The realization of those instruments and the interpretation of their data require the synergy of forefront astrophysics and particle physics experimental and theoretical techniques and methods. Some of those developments may have several applications in modern technology.
Furthermore, especially if supported by a valid public outreach, particle astrophysics discoveries and debate attract a wide audience which help to increase the general interest in science and, hopefully, political decisions in favor of education and scientific research.

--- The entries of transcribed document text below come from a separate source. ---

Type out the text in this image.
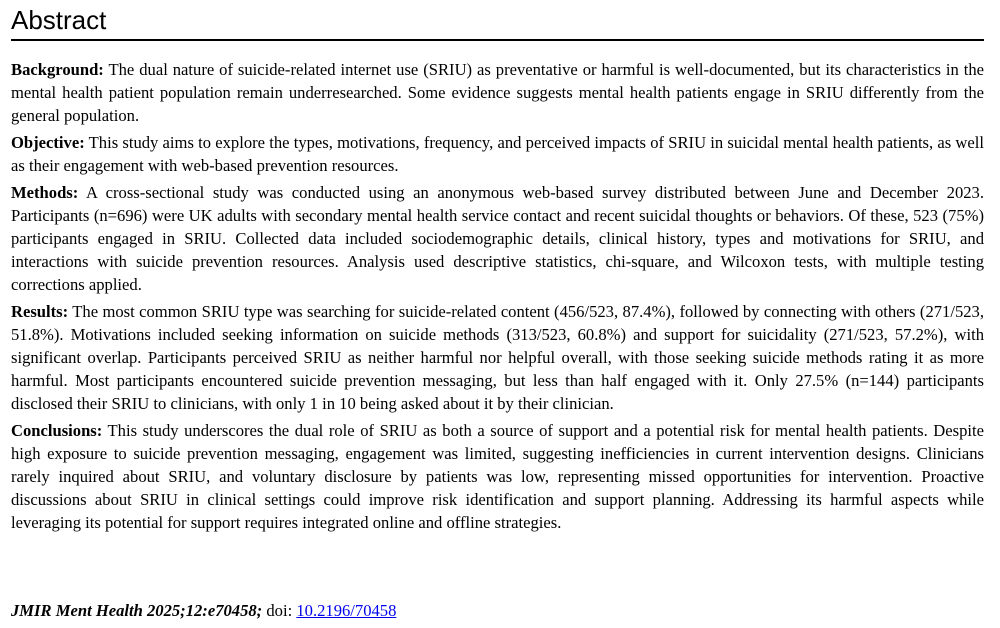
Abstract

Background: The dual nature of suicide-related internet use (SRIU) as preventative or harmful is well-documented, but its characteristics in the mental health patient population remain underresearched. Some evidence suggests mental health patients engage in SRIU differently from the general population.

Objective: This study aims to explore the types, motivations, frequency, and perceived impacts of SRIU in suicidal mental health patients, as well as their engagement with web-based prevention resources.

Methods: A cross-sectional study was conducted using an anonymous web-based survey distributed between June and December 2023. Participants (n=696) were UK adults with secondary mental health service contact and recent suicidal thoughts or behaviors. Of these, 523 (75%) participants engaged in SRIU. Collected data included sociodemographic details, clinical history, types and motivations for SRIU, and interactions with suicide prevention resources. Analysis used descriptive statistics, chi-square, and Wilcoxon tests, with multiple testing corrections applied.

Results: The most common SRIU type was searching for suicide-related content (456/523, 87.4%), followed by connecting with others (271/523, 51.8%). Motivations included seeking information on suicide methods (313/523, 60.8%) and support for suicidality (271/523, 57.2%), with significant overlap. Participants perceived SRIU as neither harmful nor helpful overall, with those seeking suicide methods rating it as more harmful. Most participants encountered suicide prevention messaging, but less than half engaged with it. Only 27.5% (n=144) participants disclosed their SRIU to clinicians, with only 1 in 10 being asked about it by their clinician.

Conclusions: This study underscores the dual role of SRIU as both a source of support and a potential risk for mental health patients. Despite high exposure to suicide prevention messaging, engagement was limited, suggesting inefficiencies in current intervention designs. Clinicians rarely inquired about SRIU, and voluntary disclosure by patients was low, representing missed opportunities for intervention. Proactive discussions about SRIU in clinical settings could improve risk identification and support planning. Addressing its harmful aspects while leveraging its potential for support requires integrated online and offline strategies.

JMIR Ment Health 2025;12:e70458; doi: 10.2196/70458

I hope that our work and results will contribute, even a little, making this interest to grow.
Acknowledgements
I thank Stefano Profumo (Santa Cruz Institute for Particle Physics,
University of California, USA) and Andrew W. Strong (Max Planck Institute
für extraterrestrische Physics, Garching, Germany), who are
corresponding co-authors, as well as all other co-authors and especially my
graduate student Daniele Gaggero, for their support and help writing our
paper and these answers. A special thanks also goes to Seth Digel and David
Thomson, of the Fermi-LAT collaboration, for reading the draft of these
answers and giving me several valuable comments.
Dario Grasso, Ph.D.
Contract Researcher
Istituto Nazionale di Fisica Nucleare (INFN)
Sezione di Pisa
Pisa, Italy
KEYWORDS: COSMIC RAY ELECTRONS AND POSITRONS, PULSARS, DARK MATTER, FERMI-LAT, SUPERNOVA REMNANTS, GAMMA RAYS, PROPAGATION, ORIGIN, CRE SPECTRUM.
Image 1:
Image 1:
Pictorial view of the Fermi spacecraft in orbit above the Earth. From the NASA, Fermi mission web site.
Image 2:
Image 2:
In this figure the cosmic ray electron spectrum data points measured by Fermi-LAT (in red) are pictorially compared with the prediction of our model (white line). This is supposed to be the sum of a conventional component (blue line), which is expected to be produced by Galactic Supernova Remnants, and a new one (red line) which may be originated by nearby pulsars or dark matter annihilation.